In front of a giant screen, two dancers interact with a cohort of cameras… Their movements are captured by infra-red sensors and projected onto the screen, whereby their bodies become the canvas on which new images take shape. The result is a shifting kaleidoscope of strange, living, quasi-mathematical visual worlds which sometimes seem to be emanating or even escaping from the dancers’ bodies. “Who decides which movement to make: the man or the machine?” Blurring the line between the real and the virtual, Klaus Obermaier loves to subsume his performers’ bodies and physicality in a disconcerting digital universe. With his latest creation, the choreographer/artist has taken a bold new step. He has constructed a system of projectors and infra-red sensor-cameras, trained upon the movements of two dancers. The performers thus find themselves thrown headlong into a living, moving graphical universe: their movements are projected onto the screen, but at the same time their bodies are illuminated by more projected images. This is a true artistic performance, pushing well beyond the frontiers of a standard dance recital, or even a contemporary dance show. A corporeal, temporal performance. A choreography which makes subtle use of its raw materials, deftly combining lights, video, perspectives and the real-time power of bodily movement.

KANNO So / yang02

Avatars
For this installation, So Kanno + yang02 composed all kinds of differently sized objects, including a telephone, a traffic cone, a plaster figure, a car, and a plant.
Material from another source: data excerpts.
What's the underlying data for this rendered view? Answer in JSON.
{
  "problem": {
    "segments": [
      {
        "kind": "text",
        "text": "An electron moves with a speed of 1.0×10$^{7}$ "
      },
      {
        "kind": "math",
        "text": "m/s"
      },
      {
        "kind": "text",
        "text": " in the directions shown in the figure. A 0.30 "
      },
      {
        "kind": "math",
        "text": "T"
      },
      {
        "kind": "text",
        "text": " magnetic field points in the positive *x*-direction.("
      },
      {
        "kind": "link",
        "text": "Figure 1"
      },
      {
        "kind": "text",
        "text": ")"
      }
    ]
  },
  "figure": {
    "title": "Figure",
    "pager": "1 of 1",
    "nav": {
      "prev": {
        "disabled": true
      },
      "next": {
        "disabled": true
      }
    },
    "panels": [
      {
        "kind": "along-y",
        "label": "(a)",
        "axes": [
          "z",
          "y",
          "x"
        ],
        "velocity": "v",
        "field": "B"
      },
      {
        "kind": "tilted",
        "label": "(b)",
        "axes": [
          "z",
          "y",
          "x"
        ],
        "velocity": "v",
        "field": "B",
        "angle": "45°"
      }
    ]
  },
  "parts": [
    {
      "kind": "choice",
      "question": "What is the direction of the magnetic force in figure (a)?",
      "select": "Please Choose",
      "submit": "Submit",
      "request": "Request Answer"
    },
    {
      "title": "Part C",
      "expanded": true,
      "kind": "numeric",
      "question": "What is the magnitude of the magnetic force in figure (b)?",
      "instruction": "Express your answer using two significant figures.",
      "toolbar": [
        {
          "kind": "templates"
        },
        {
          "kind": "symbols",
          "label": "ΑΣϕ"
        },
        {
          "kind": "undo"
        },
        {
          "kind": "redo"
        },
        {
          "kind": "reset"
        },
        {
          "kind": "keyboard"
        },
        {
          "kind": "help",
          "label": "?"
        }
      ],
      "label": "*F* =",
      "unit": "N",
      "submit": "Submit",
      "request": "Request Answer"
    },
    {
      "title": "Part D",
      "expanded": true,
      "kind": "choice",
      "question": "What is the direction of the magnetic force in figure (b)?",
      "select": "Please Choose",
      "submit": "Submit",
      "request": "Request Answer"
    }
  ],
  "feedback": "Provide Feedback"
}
Cameras, microphones, monitors and microcomputers are embedded in everyday objects arranged in the exhibition space, and connected to the Internet. Visitors can experience the work by logging in to / riding each object via a web browser. Those objects exist as substitutes of – yet together with – real human beings (the visitors) in the same real environment that is subject to physical laws, rather than operating in a virtual space. Against the backdrop of the age of IoT, where all kinds of things are connected through networks, and artificial intelligence is about to mature, this work observes the new relationships that emerge when inorganic, non-autonomous objects transform into persons that act and perceive the world according to their own intentions.

CHRIS SUGRUE

delicate boundarie

This interactive installation imagines that the worlds inside our digital devices can move into the physical world. Small bugs made of light crawl out of a computer screen onto the human bodies that make contact with them, often surprising their audience as they try to abandon a virtual existence. The magic of the illusion takes shape as the audience lets them explore their bodies, crawling from one person to the next in a strangely intimate way. As digital technologies have become embedded in everyday life, the line between the virtual and real is increasingly blurred. Delicate Boundaries playfully explores our expectations and understanding of interfaces and interactivity.